Por um momento, cheguei a pensar que ele estava pressentindo algum tipo de perigo que eu não era capaz de compreender, mas logo descartei essa possibilidade ao lembrar do quão doce e cômica a mulher podia ser, assim como sua família, apesar de ter um pé atrás quanto algumas histórias e frases deles, que pareciam um tanto macabras, até para fantasmas, mesmo não tendo conhecido nenhum antes deles.
- Como sabe que ela está me chamando? - Apertei minha mão na do rapaz ao meu lado, sorrindo quando ele entrelaçou nossos dedos e me puxou para mais perto, próximo o suficiente para sua boca relar em minha orelha.
- Eu já te disse que sou um gênio. - Sussurou no meu ouvido, fazendo meu corpo arrepiar sem motivo aparente.
Senti meu rosto catatonicamente quente e fui acometido por ansiedade. Mordi meu lábio inferior na tentativa de acalmar meu coração que galopava arduamente e por muito pouco, isso desde que conheci Tom. Incomodado pelo outro não se afastar e andar cada vez mais devagar, comigo em seu encalço, virei o rosto na direção do moreno. Esse foi o meu erro. Me deparar com os olhos castanho-escuros brilhando para os meus, perder o fôlego e sentir ele se aproximar de mim sem saber o que fazer. Quando sua cabeça descansou sobre meu ombro, me senti muito mal.
- Acho que sou genial o suficiente para saber que você não vai ficar. - Seu sussuro doeu mais do que qualquer surra que tio Valter me dera, que qualquer função doméstica trabalhosa e árdua que tia Petúnia me colocara para fazer ou que as coisas horríveis das quais Dudley e seus colegas me chamavam. Aquilo pareceu ferir minha alma. Nada disso parecia estar certo, o plano de Bertha; eu não podia deixar ele desse jeito ou de qualquer outra forma.
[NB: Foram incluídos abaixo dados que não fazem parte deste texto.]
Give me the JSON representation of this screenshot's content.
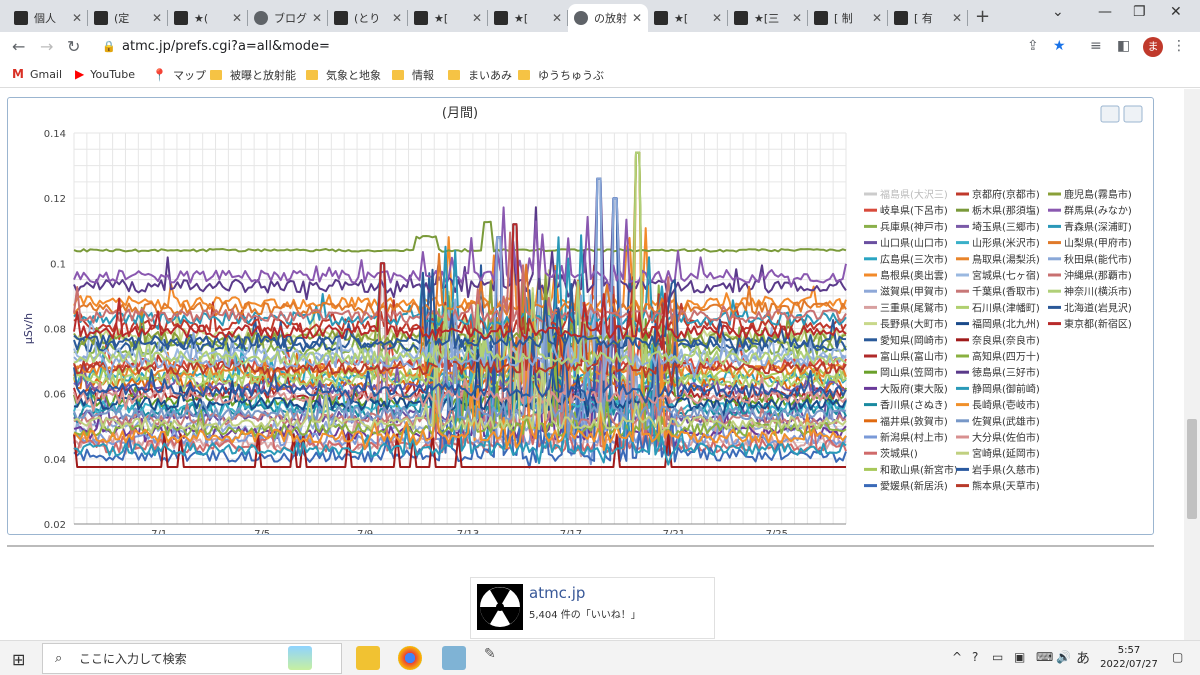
{
  "browser": {
    "tabs": [
      "個人",
      "(定",
      "★(",
      "ブログ",
      "(とり",
      "★[",
      "★[",
      "の放射",
      "★[",
      "★[三",
      "[ 制",
      "[ 有"
    ],
    "active_tab_index": 7,
    "url": "atmc.jp/prefs.cgi?a=all&mode=",
    "avatar_letter": "ま"
  },
  "bookmarks": [
    "Gmail",
    "YouTube",
    "マップ",
    "被曝と放射能",
    "気象と地象",
    "情報",
    "まいあみ",
    "ゆうちゅうぶ"
  ],
  "chart_data": {
    "type": "line",
    "title": "(月間)",
    "ylabel": "μSv/h",
    "ylim": [
      0.02,
      0.14
    ],
    "yticks": [
      "0.02",
      "0.04",
      "0.06",
      "0.08",
      "0.1",
      "0.12",
      "0.14"
    ],
    "xticks": [
      "7/1",
      "7/5",
      "7/9",
      "7/13",
      "7/17",
      "7/21",
      "7/25"
    ],
    "grid": true,
    "legend_position": "right",
    "series": [
      {
        "name": "福島県(大沢三)",
        "color": "#bcbcbc",
        "level": 0.042,
        "disabled": true
      },
      {
        "name": "岐阜県(下呂市)",
        "color": "#d84a3b",
        "level": 0.069
      },
      {
        "name": "兵庫県(神戸市)",
        "color": "#8ab04a",
        "level": 0.074
      },
      {
        "name": "山口県(山口市)",
        "color": "#6a4fa0",
        "level": 0.053
      },
      {
        "name": "広島県(三次市)",
        "color": "#2aa4c2",
        "level": 0.065
      },
      {
        "name": "島根県(奥出雲)",
        "color": "#f28a2a",
        "level": 0.088
      },
      {
        "name": "滋賀県(甲賀市)",
        "color": "#8ea8d8",
        "level": 0.05
      },
      {
        "name": "三重県(尾鷲市)",
        "color": "#d8a0a0",
        "level": 0.045
      },
      {
        "name": "長野県(大町市)",
        "color": "#c8d88a",
        "level": 0.078
      },
      {
        "name": "愛知県(岡崎市)",
        "color": "#2a5a9a",
        "level": 0.075
      },
      {
        "name": "富山県(富山市)",
        "color": "#b02a2a",
        "level": 0.06
      },
      {
        "name": "岡山県(笠岡市)",
        "color": "#6aa02a",
        "level": 0.058
      },
      {
        "name": "大阪府(東大阪)",
        "color": "#6a3a9a",
        "level": 0.048
      },
      {
        "name": "香川県(さぬき)",
        "color": "#1a8aa0",
        "level": 0.055
      },
      {
        "name": "福井県(敦賀市)",
        "color": "#e06a10",
        "level": 0.063
      },
      {
        "name": "新潟県(村上市)",
        "color": "#7a9ad8",
        "level": 0.046
      },
      {
        "name": "茨城県()",
        "color": "#d06a6a",
        "level": 0.044
      },
      {
        "name": "和歌山県(新宮市)",
        "color": "#a8c85a",
        "level": 0.066
      },
      {
        "name": "愛媛県(新居浜)",
        "color": "#3a6ab8",
        "level": 0.041
      },
      {
        "name": "京都府(京都市)",
        "color": "#c0392b",
        "level": 0.081
      },
      {
        "name": "栃木県(那須塩)",
        "color": "#7a9a3a",
        "level": 0.104
      },
      {
        "name": "埼玉県(三郷市)",
        "color": "#7a5aa8",
        "level": 0.062
      },
      {
        "name": "山形県(米沢市)",
        "color": "#3ab0c8",
        "level": 0.056
      },
      {
        "name": "鳥取県(湯梨浜)",
        "color": "#e8842a",
        "level": 0.067
      },
      {
        "name": "宮城県(七ヶ宿)",
        "color": "#9ab8e0",
        "level": 0.072
      },
      {
        "name": "千葉県(香取市)",
        "color": "#c87878",
        "level": 0.052
      },
      {
        "name": "石川県(津幡町)",
        "color": "#b0d070",
        "level": 0.064
      },
      {
        "name": "福岡県(北九州)",
        "color": "#1a4a8a",
        "level": 0.057
      },
      {
        "name": "奈良県(奈良市)",
        "color": "#a01a1a",
        "level": 0.037
      },
      {
        "name": "高知県(四万十)",
        "color": "#8ab040",
        "level": 0.049
      },
      {
        "name": "徳島県(三好市)",
        "color": "#5a3a8a",
        "level": 0.093
      },
      {
        "name": "静岡県(御前崎)",
        "color": "#2a9ab8",
        "level": 0.043
      },
      {
        "name": "長崎県(壱岐市)",
        "color": "#f0902a",
        "level": 0.047
      },
      {
        "name": "佐賀県(武雄市)",
        "color": "#7898c8",
        "level": 0.054
      },
      {
        "name": "大分県(佐伯市)",
        "color": "#d89090",
        "level": 0.059
      },
      {
        "name": "宮崎県(延岡市)",
        "color": "#c0d080",
        "level": 0.051
      },
      {
        "name": "岩手県(久慈市)",
        "color": "#2a5aa0",
        "level": 0.061
      },
      {
        "name": "熊本県(天草市)",
        "color": "#b83a2a",
        "level": 0.068
      },
      {
        "name": "鹿児島(霧島市)",
        "color": "#8aa038",
        "level": 0.077
      },
      {
        "name": "群馬県(みなか)",
        "color": "#8a58b0",
        "level": 0.096
      },
      {
        "name": "青森県(深浦町)",
        "color": "#2a98b8",
        "level": 0.083
      },
      {
        "name": "山梨県(甲府市)",
        "color": "#e07a2a",
        "level": 0.086
      },
      {
        "name": "秋田県(能代市)",
        "color": "#8aa8d8",
        "level": 0.07
      },
      {
        "name": "沖縄県(那覇市)",
        "color": "#c87070",
        "level": 0.084
      },
      {
        "name": "神奈川(横浜市)",
        "color": "#b0d078",
        "level": 0.071
      },
      {
        "name": "北海道(岩見沢)",
        "color": "#2a5898",
        "level": 0.076
      },
      {
        "name": "東京都(新宿区)",
        "color": "#b82a2a",
        "level": 0.079
      }
    ]
  },
  "footer": {
    "fb_name": "atmc.jp",
    "fb_likes": "5,404 件の「いいね！」"
  },
  "taskbar": {
    "search_placeholder": "ここに入力して検索",
    "time": "5:57",
    "date": "2022/07/27",
    "ime": "あ"
  }
}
Toquei com minha mão desocupada sua nuca e dedilhei aquela região, ouvindo um soluço profundo em meu ombro. Não pude me impedir de depositar um beijinho na ponta da cabeça dele, parando meu rosto ali, aspirando o agradável cheiro de shampoo e.. Tom. Um cheiro que eu não sabia explicar qual era, só que combinava com ele e é bom. Muito bom.
- Eu não pretendo deixar te deixar ir para lugar nenhum, se é essa a sua dúvida. - Senti os braços dele me apertarem com força, como se eu fosse capaz de deixá-lo em um piscar de olhos. Devolvi o abraço, esfregando meu nariz nas madeixas castanhas onduladas que cheiravam tão bem.
Depois de um momento muito confortável onde ficamos abraçados, minha consciência pesou quando ele levantou a cabeça do meu ombro e se afastou. Fiquei um pouco constrangido no segundo seguinte, mas essa sensação foi pelos ares assim que vi um sorriso amplo e genuinamente feliz no rosto de Tom, com suas bochechas e olhos levemente vermelhos pelo choro abafado pelo meu ombro. Aquele era o sorriso mais bonito e estonteante que eu já tinha visto, tudo nele era perfeito, o que me fez acompanhá-lo no gesto. Demos as mãos novamente e seguimos até o corredor pelo qual passei, onde me pus à conduzir o moreno até a sala que tinha visto Bertha pela última vez.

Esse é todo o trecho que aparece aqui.